Ce premier film équatorien à sortir en France a connu un succès hors norme dans son pays : presque une demi-année à l’affiche et 200 000 spectateurs. Il faut d’abord se féliciter que Si loin, produit en 2006, puisse être vu sur nos écrans et que le cinéma continue de jouer son rôle de fenêtre sur le monde. La rencontre de la touriste espagnole Esperanza (Espoir) et de l’étudiante équatorienne qui se fait appeler Tristeza (Tristesse) est ici le prétexte d’un road-movie qui est aussi une radiographie socio-politique de l’Équateur. Film sobre, sincère et touchant, on aurait toutefois préféré que simplicité y rime moins avec naïveté.

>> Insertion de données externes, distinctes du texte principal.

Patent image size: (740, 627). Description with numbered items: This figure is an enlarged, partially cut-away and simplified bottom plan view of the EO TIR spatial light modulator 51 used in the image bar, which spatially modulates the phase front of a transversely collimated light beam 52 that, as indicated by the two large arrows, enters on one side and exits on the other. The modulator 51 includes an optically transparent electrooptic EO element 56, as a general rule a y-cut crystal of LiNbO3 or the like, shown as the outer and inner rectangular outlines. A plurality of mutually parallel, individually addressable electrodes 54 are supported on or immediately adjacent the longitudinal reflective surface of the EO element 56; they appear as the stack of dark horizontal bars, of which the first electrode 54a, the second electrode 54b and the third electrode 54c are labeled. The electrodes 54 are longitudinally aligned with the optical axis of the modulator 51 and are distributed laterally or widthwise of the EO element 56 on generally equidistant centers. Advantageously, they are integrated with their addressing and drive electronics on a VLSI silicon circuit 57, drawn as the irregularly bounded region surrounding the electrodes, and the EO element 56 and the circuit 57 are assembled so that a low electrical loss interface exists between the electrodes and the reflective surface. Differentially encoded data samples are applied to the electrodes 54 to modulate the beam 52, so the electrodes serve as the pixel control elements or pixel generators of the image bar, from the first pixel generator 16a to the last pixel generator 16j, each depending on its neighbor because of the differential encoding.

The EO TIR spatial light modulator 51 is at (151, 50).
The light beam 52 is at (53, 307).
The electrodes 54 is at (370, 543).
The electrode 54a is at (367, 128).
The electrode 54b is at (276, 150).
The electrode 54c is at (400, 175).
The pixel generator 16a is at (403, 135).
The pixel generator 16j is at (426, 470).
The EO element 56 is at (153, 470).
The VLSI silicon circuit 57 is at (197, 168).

Si loin est bâti sur une forte opposition, quant à leur caractère et objectifs, entre les deux protagonistes. Esperanza, affublée du sac à dos de la routarde sympa, débarque d’Espagne dans un aéroport aseptisé. Elle personnifie l’avidité touristique en terme d’images, de rencontres et de découvertes. C’est d’ailleurs une sorte de professionnelle puisqu’elle travaille dans ce secteur. Tristeza, une étudiante locale, donc issue d’une classe sociale plutôt favorisée, n’est pas tout à fait dans les mêmes dispositions : c’est le gros chagrin d’amour. Pour des raisons donc bien différentes, elles se retrouvent, par la puissance des forces du hasard, côté à côté dans un bus qui les mène pour l’une vers le lointain fantasmé, pour l’autre vers l’objet de son désarroi. Esperanza est un vrai moulin à parole, Tristeza, toute acquise à l’austérité de sa peine, lui refourgue un bouquin dans les mains pour pouvoir broyer du noir en paix.
On l’aura compris, la rencontre et le déplacement, selon un arc narratif classique, vont agir en révélateur. Et dans ce trajet préconçu vers Cuenda, la route n’est pas droite, celle entre les êtres non plus. C’est la réalité socio-politique qui fait dévier les trajectoires. Grève des indiens, hausse du prix du gaz, barrages routiers, démission du président et pressions exercée par l’armée : l’Équateur est en proie au plus total désordre. Tout ceci n’est pas reconstitué, mais volontairement maintenu hors-champ, car l’objet de Tania Hermida est de dresser un portrait collectif à partir de l’individu et de l’intime : « le pays s’écroule et on boit de la pina colada » dira Tristeza. Les personnages et les lieux sont présentés par la froide caractérisation, en voix-off, du pedigree, selon les cas, social, historique et familial. Cet itinéraire bis imposé est l’occasion de rencontres, notamment d’un certain Jesus qui passe par là. Ce dernier joue les philosophes mariage-conseil et le rôle de gardien de la mémoire des lieux et des luttes. Ce chemin de traverse entraîne, à partir d’une situation narrative et d’un genre éculés, une forme de dilution des quêtes des protagonistes, plus en suspens que tendus vers un objet bien déterminé.
La cinéaste s’attache avec beaucoup de volontarisme à éviter « l’effet carte postale » de ce pays sans doute magnifique par ce que l’on peut en percevoir. Cela pour mieux esquisser par petites touches graves et légères, en faisant appel à l’ironie, ce fameux portrait. On évoque les frontières intérieures (linguistiques, économiques, raciales), les rapports Nord-Sud ainsi que les blessures de la colonisation espagnole. Mais cela, malgré les précautions, non sans flirter avec une forme de didactisme où les mots ont tendance à prendre le pas sur l’image. Mais il faut rendre justice à la cinéaste qui évite la tendance à la folklorisation et la complaisance pour la dignité du « Tiers Monde ». Une (bonne) idée aurait été à creuser, ou à mieux exploiter, en la relation d’Esperanza avec son caméscope, c’est à dire une figure de médiation entre le regard touristique et le réel. Cette dernière s’émeut d’abord d’avoir manqué de fameux volcans indiqués par son guide. Peu à peu, elle s’affranchit de ce regard captif propre au « touristicus errans » et elle finit par enregistrer des morceaux de réel ou tout simplement à les regarder sans filtre. Mais cela est mené malheureusement là encore de manière un peu forcée et démonstrative.